Closed JasonCopper closed 5 years ago
No progress after printing "[2019-07-02 14:49:15,642 INFO] number of examples: 100000"
you need to post your command line.
Thanks, My command line as following. I use multiple gpus to train a model, but it seems opennmt stuck in multigpu setting. In single gpu setting, it will train ~5000 step, then went to stuck. nohup python -u train.py -data data/processed/ -save_model model/v0 -layers 4 -rnn_size 512 -word_vec_size 512 -max_grad_norm 0 -optim adam -encoder_type transformer -decoder_type transformer -position_encoding -dropout 0.2 -param_init 0 -warmup_steps 8000 -learning_rate 2 -decay_method noam -label_smoothing 0.1 -adam_beta2 0.998 -batch_size 4096 -batch_type tokens -max_generator_batches 2 -train_steps 400000 -accum_count 4 -share_embeddings -copy_attn -param_init_glorot -world_size 3 -gpu_ranks 0,1,2 -report_every 100 > google.log & 2>&1
when it gets stuck, if you open a window with "watch nvidia-smi" do you see the 3 or 4 GPU (your command line suggest 3 GPU when the screenshot says 4) at 100% ?

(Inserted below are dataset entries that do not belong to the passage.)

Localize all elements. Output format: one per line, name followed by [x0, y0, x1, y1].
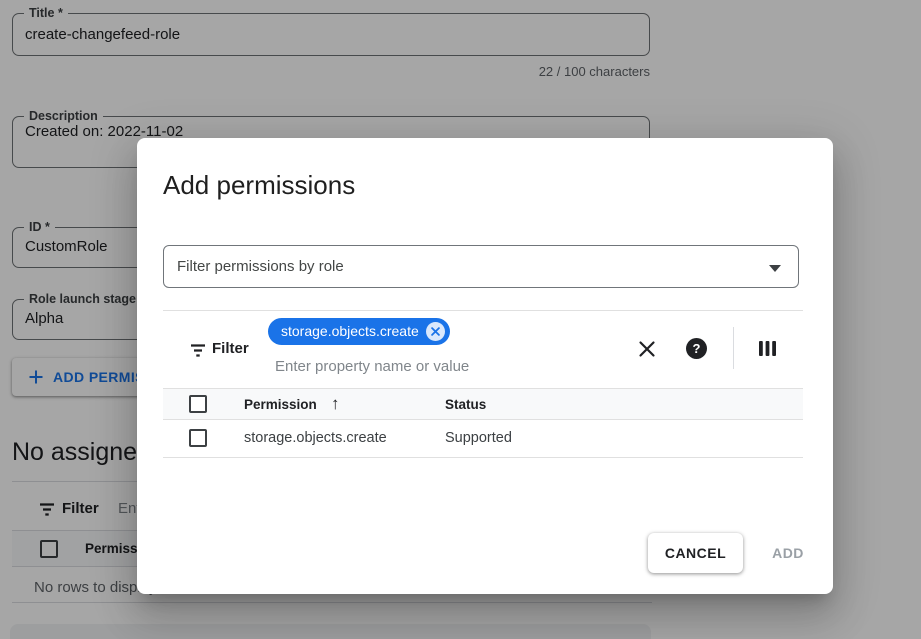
filter-icon: [189, 342, 207, 359]
divider: [163, 310, 803, 311]
row-permission-cell: storage.objects.create: [244, 430, 387, 446]
modal-filter-label[interactable]: Filter: [212, 340, 249, 357]
role-filter-select[interactable]: Filter permissions by role: [163, 245, 799, 288]
divider: [733, 327, 734, 369]
row-status-cell: Supported: [445, 430, 512, 446]
filter-chip-label: storage.objects.create: [281, 318, 419, 345]
filter-chip[interactable]: storage.objects.create: [268, 318, 450, 345]
remove-chip-icon[interactable]: [426, 322, 445, 341]
table-row[interactable]: storage.objects.create Supported: [163, 420, 803, 458]
cancel-button[interactable]: CANCEL: [648, 533, 743, 573]
help-icon[interactable]: ?: [686, 338, 707, 359]
status-column-header[interactable]: Status: [445, 397, 486, 412]
chevron-down-icon: [769, 265, 781, 272]
column-display-icon[interactable]: [759, 341, 776, 356]
clear-filter-icon[interactable]: [637, 339, 657, 359]
role-filter-select-value: Filter permissions by role: [177, 258, 344, 275]
sort-ascending-icon[interactable]: ↑: [331, 394, 340, 414]
modal-table-header: Permission ↑ Status: [163, 388, 803, 420]
modal-filter-input[interactable]: Enter property name or value: [275, 358, 469, 375]
permission-column-header[interactable]: Permission: [244, 397, 317, 412]
screen: Title * create-changefeed-role 22 / 100 …: [0, 0, 921, 639]
select-all-checkbox[interactable]: [189, 395, 207, 413]
add-button[interactable]: ADD: [762, 533, 814, 573]
dialog-title: Add permissions: [163, 170, 355, 201]
row-checkbox[interactable]: [189, 429, 207, 447]
add-permissions-dialog: Add permissions Filter permissions by ro…: [137, 138, 833, 594]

It does not reach to 100%, the following screenshots is a training process with single gpu, it is stuck either. Training made no progress since yesterday.
Is there a deadlock in summarization code?
But the model keep update. I have confused by the log.
I had a similar problem and it was due to a combination pytorch 1.0 and the producer/consumer update to onmt (the docs still say 'should work with 1.0'... it will not)
I had a similar problem and it was due to a combination pytorch 1.0 and the producer/consumer update to onmt (the docs still say 'should work with 1.0'... it will not)
Thanks for you info. So it works in single and multi gpu settings, right? just some log issue.
I want to train a summarization model with 4 gpus (CUDA Version 10.1), opennmt got stuck and report anything. Also, I cannot kill the process.